Hamburger Abendblatt


20.10.2004

 

 

"Rübergemacht" - und hiergeblieben
Ziel Hamburg: Sie kamen zu Tausenden aus der DDR, als vor 15 Jahren die Mauer fiel. Was haben sie aus ihrem neuen Leben in Freiheit gemacht? Drei Schicksale . . .

Von Jana Gerlach

Hamburg - "Hamburg ist unsere Heimat", sagt Ina Zoschke (46). "Heimat ist da, wo man sich wohl fühlt, eine Existenz aufgebaut hat", ergänzt ihr Mann Rainer (47). Aber es hat gedauert, bis sie das über Hamburg sagten.

Die Zoschkes waren in der Wende-Euphorie, kurz nach dem Fall der Mauer vor 15 Jahren, mit Tausenden aus der DDR nach Hamburg gekommen. Die Reeperbahn säumten Trabis, hinter die Scheibenwischer steckten Hamburger Schokolade und Geldscheine. Die Geschäfte öffneten auch sonntags, Südfrüchte gab es zu Sonderpreisen. Das Abendblatt titelte: "Die Welle der Hilfe rollt und rollt . . ."

Aber dann kam schnell die Ernüchterung. Das Geld, um sich all die Sachen in den Schaufenstern zu kaufen, mußte erst verdient werden. Viele begannen ihr neues Leben in den Sammelunterkünften am Hafen. Deutschland war nicht gleich Deutschland. Die Ostdeutschen waren in das eigene Land immigriert. Das vertraute System, die DDR, war zusammengebrochen.

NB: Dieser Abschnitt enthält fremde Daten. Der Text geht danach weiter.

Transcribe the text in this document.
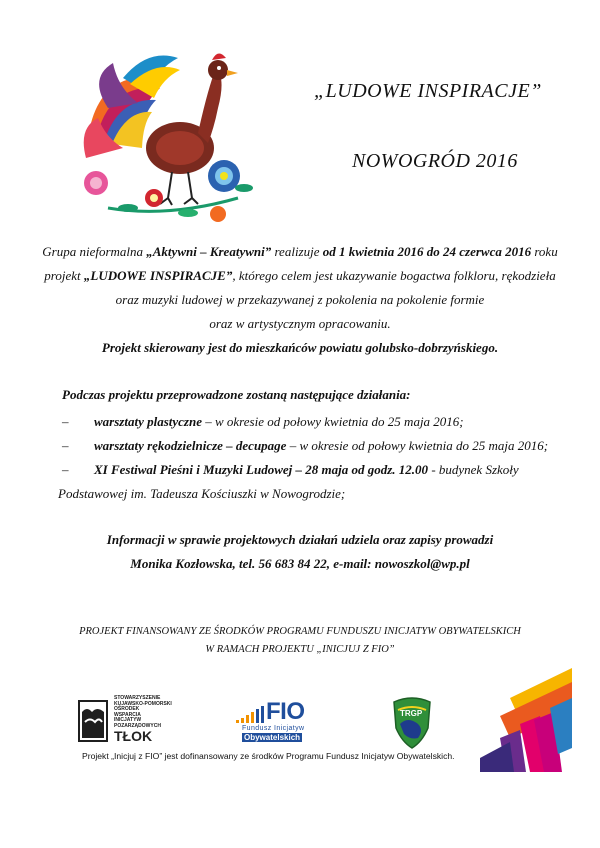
„LUDOWE INSPIRACJE”
NOWOGRÓD 2016
Grupa nieformalna „Aktywni – Kreatywni” realizuje od 1 kwietnia 2016 do 24 czerwca 2016 roku
projekt „LUDOWE INSPIRACJE”, którego celem jest ukazywanie bogactwa folkloru, rękodzieła
oraz muzyki ludowej w przekazywanej z pokolenia na pokolenie formie
oraz w artystycznym opracowaniu.
Projekt skierowany jest do mieszkańców powiatu golubsko-dobrzyńskiego.
Podczas projektu przeprowadzone zostaną następujące działania:
– warsztaty plastyczne – w okresie od połowy kwietnia do 25 maja 2016;
– warsztaty rękodzielnicze – decupage – w okresie od połowy kwietnia do 25 maja 2016;
– XI Festiwal Pieśni i Muzyki Ludowej – 28 maja od godz. 12.00 - budynek Szkoły
Podstawowej im. Tadeusza Kościuszki w Nowogrodzie;
Informacji w sprawie projektowych działań udziela oraz zapisy prowadzi
Monika Kozłowska, tel. 56 683 84 22, e-mail: nowoszkol@wp.pl
PROJEKT FINANSOWANY ZE ŚRODKÓW PROGRAMU FUNDUSZU INICJATYW OBYWATELSKICH
W RAMACH PROJEKTU „INICJUJ Z FIO”
STOWARZYSZENIE
KUJAWSKO-POMORSKI
OŚRODEK
WSPARCIA
INICJATYW
POZARZĄDOWYCH
TŁOK
FIO
Fundusz Inicjatyw
Obywatelskich
TRGP
Projekt „Inicjuj z FIO” jest dofinansowany ze środków Programu Fundusz Inicjatyw Obywatelskich.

Aufbruch, Weg, Ankunft - dreimal ganz unterschiedlich. Nur: Bleiben wollen sie alle in Hamburg, die Familie Zoschke, Michael Balzer (40) und Toni Schröder (43).

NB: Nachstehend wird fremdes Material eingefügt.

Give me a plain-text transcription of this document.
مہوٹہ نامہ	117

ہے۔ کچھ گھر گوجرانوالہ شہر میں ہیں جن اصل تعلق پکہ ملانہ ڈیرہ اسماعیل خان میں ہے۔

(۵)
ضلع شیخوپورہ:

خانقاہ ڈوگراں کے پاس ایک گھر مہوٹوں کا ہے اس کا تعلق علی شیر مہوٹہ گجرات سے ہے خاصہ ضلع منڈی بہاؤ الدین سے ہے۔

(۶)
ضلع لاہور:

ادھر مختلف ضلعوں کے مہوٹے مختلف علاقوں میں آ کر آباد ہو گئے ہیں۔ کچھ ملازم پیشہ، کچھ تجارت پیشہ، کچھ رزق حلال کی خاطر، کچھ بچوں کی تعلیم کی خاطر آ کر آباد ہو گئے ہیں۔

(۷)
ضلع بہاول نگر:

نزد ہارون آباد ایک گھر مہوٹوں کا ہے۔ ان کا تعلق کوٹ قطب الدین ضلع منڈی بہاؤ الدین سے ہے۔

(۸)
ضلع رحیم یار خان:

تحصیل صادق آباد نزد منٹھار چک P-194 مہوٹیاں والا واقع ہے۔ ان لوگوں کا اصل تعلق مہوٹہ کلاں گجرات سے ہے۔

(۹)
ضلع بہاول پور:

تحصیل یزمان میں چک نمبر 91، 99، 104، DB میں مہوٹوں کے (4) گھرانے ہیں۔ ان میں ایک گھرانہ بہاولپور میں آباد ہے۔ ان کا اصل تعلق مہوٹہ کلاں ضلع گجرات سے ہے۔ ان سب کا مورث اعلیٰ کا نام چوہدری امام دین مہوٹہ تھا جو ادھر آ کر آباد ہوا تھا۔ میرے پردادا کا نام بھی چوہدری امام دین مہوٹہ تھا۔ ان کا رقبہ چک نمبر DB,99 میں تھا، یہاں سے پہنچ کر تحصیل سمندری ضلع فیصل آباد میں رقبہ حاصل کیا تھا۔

"Frische Ananas für mich, Federbett und gebrauchte Comics für die Kinder", sagt Ina Zoschke - so machte sich die Familie am ersten Adventswochenende 1989 mit ihrem Trabi auf den Rückweg von Hamburg nach Greifswald. Im Gepäck der Plan: Umzug nach Hamburg, Zeit für was Neues.

Aber erst zwei Jahre später stand in der "Ostsee-Zeitung" die Annonce, die den Weg eröffnete: "Hort-Erzieherin für St. Michaelis, Hamburg, gesucht." Am 1. November 1991 war es soweit: Ina Zoschke stand mit ihren Koffern allein am Hamburger Hauptbahnhof. Ihr Mann und die Kinder blieben vorerst in Greifswald. "Wohnung, Krankenversicherung, Telefon - ich war es gewohnt, an die Hand genommen zu werden", sagt Ina Zoschke, "ich stand hier vor allem und nichts." Aber sie hat es geschafft. Am Wochenende vor Heiligabend bezog sie ihre erste Wohnung in Altona, strich abends allein die Wände. Ihr Mann kam an Heiligabend mit den Kindern - erst kurz vor Ladenschluß kauften sie einen Videorekorder und den Film "Fred Feuerstein". "Für die Kinder war es das allerschönste Weihnachten, wir waren zusammen", sagt Ina Zoschke.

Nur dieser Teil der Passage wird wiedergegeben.